The graph suggests that there is indeed a correlation between the amount of benefits and long term unemployment: the higher the benefits, the lower long term unemployment. The countries that hardly fit in this picture are Greece and Spain. This is not so surprising if we recall that these two countries (especially Greece) suffered from serious crisis in 2015. There are, of course, a few other factors that should be taken into account to draw the right conclusion in such a complex topic. We leave at this place as we start to drift away from the subject of this book. The interested reader may compare the figure above with the graph on Wikipedia page presenting the relationship between poverty reduction and differing levels of welfare expense by different countries.

We finish this example with a graph presenting linear regression under assumption that the amount of benefits depends on the rate of unemployment. Perhaps: the lower unemployment, the more money for benefits?

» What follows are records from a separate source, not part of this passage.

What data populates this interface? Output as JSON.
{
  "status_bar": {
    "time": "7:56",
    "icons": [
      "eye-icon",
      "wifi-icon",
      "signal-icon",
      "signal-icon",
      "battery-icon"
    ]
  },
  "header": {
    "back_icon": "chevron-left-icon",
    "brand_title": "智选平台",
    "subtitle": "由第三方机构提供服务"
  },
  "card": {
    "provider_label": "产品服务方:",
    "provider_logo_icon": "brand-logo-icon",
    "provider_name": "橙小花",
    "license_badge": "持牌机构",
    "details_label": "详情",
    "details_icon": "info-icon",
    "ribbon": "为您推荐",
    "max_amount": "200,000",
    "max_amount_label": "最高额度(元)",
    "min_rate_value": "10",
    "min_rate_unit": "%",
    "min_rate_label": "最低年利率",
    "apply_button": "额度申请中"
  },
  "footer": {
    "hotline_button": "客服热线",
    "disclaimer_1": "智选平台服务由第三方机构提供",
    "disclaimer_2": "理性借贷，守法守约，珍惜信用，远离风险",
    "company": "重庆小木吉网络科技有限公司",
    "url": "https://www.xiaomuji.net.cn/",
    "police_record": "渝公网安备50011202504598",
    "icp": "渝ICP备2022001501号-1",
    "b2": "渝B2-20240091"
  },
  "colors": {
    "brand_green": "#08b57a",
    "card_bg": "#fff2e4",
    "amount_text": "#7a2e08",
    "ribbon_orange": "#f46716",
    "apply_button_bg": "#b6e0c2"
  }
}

_images/regr-correlation2.png

This result seems to represent the actual situation in a worse manner. Nevertheless, it conveys the true fact: if rate of unemployment in a given country crosses a critical point, the country will not have enough money for the benefits.

Polynomial Regression

The idea behind this method lies in finding a polynomial that best fits the data. The best fit may be achieved in the same way as for the linear regression: by applying the ordinary least squares method. We demonstrate it by looking for a polynomial of degree two, but the same technique may be easily generalised to polynomials of higher degree.

Example 3. 3

_images/regr-fish.jpg

In 1981, n = 78 bluegills were randomly sampled from Lake Mary in Minnesota. The researchers (Cook and Weisberg, 1999) measured and recorded the data concerning length and age of the fish. They were primarily interested in learning how the length of a bluegill fish is related to its age. The data is available under the link .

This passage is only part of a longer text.